16 August Rd. (right at the Phra Arthit entrance of Thammasat University). Open Mon-Fri 10am- 3pm
Lim Lao Sa occupies an old and charming space down a small alley. Open for more than 50 years, it’s now helmed by the second generation who are sticking to their family’s Teochew recipes. Everything’s homemade, from the giew pla (fish dumplings) to the fishballs in the guay tiew pla (noodles with fish, B60). The flavor is marvelous, as is the place: seat yourself by the pastel-framed windows as you contemplate your order of bamee (egg noodles), which features a sour sauce that gives the dish a welcome edge. The sen yai (rice noodles) is pretty unique, too—much lighter than you get at most places, so you needn’t feel guilty about ordering a second bowl. Do call ahead as opening times can vary and don’t mistake them for the other stalls around Bangkok boasting of using the same recipe under the Lim Lao Sa name.

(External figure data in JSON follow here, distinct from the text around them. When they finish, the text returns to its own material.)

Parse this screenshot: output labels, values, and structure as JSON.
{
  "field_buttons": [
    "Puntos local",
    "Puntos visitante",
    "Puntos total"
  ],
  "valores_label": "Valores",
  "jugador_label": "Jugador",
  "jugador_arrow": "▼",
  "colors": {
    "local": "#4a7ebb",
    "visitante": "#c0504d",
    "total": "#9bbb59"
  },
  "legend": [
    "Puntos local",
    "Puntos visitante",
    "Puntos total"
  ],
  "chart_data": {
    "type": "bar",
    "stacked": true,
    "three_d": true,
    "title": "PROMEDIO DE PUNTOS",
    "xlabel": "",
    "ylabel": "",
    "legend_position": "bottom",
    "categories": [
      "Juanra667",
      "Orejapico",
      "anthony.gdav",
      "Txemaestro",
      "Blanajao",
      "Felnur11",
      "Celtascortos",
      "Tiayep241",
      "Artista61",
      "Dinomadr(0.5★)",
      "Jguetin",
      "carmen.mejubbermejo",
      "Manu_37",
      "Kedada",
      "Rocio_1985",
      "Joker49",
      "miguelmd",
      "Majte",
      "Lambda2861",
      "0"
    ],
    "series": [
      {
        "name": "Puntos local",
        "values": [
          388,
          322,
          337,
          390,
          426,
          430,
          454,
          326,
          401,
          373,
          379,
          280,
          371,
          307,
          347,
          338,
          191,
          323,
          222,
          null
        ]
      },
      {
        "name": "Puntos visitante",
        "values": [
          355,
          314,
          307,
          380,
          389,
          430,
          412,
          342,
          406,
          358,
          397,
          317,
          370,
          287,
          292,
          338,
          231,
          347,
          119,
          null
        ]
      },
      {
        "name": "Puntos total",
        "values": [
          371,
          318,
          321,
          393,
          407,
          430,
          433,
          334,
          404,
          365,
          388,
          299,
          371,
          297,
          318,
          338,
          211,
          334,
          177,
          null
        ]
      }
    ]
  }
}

Songwad Rd., 083-138-3636. Open daily 5:30- 10pm
Run by a grandma and her daughter, this stall is a shrine to the ever-comforting dessert that is kanom bueng (Thai pancake with stuffing). Here, you can be sure your B20 gets you a resolutely homemade treat: the foy thong (sweetened egg yolk) is not too sweet, while the coconut tastes fresh with a wonderfully fluffy texture. The pancake itself is thin, crispy and addictive. It’s fair to say that the opening times here can be pretty inconsistent—your safest bet for getting a delicious dessert is late afternoon (3pm-6pm).
In front of Ladprao Soi 33.
There’s nothing too revolutionary here, just one big, super-satisfying bowl of rad naa (noodles in gravy). The gravy is flavorful, perfectly balanced, while the pork is well seasoned and juicy. Just be warned that the sen yai (rice noodles) usually runs out around noon.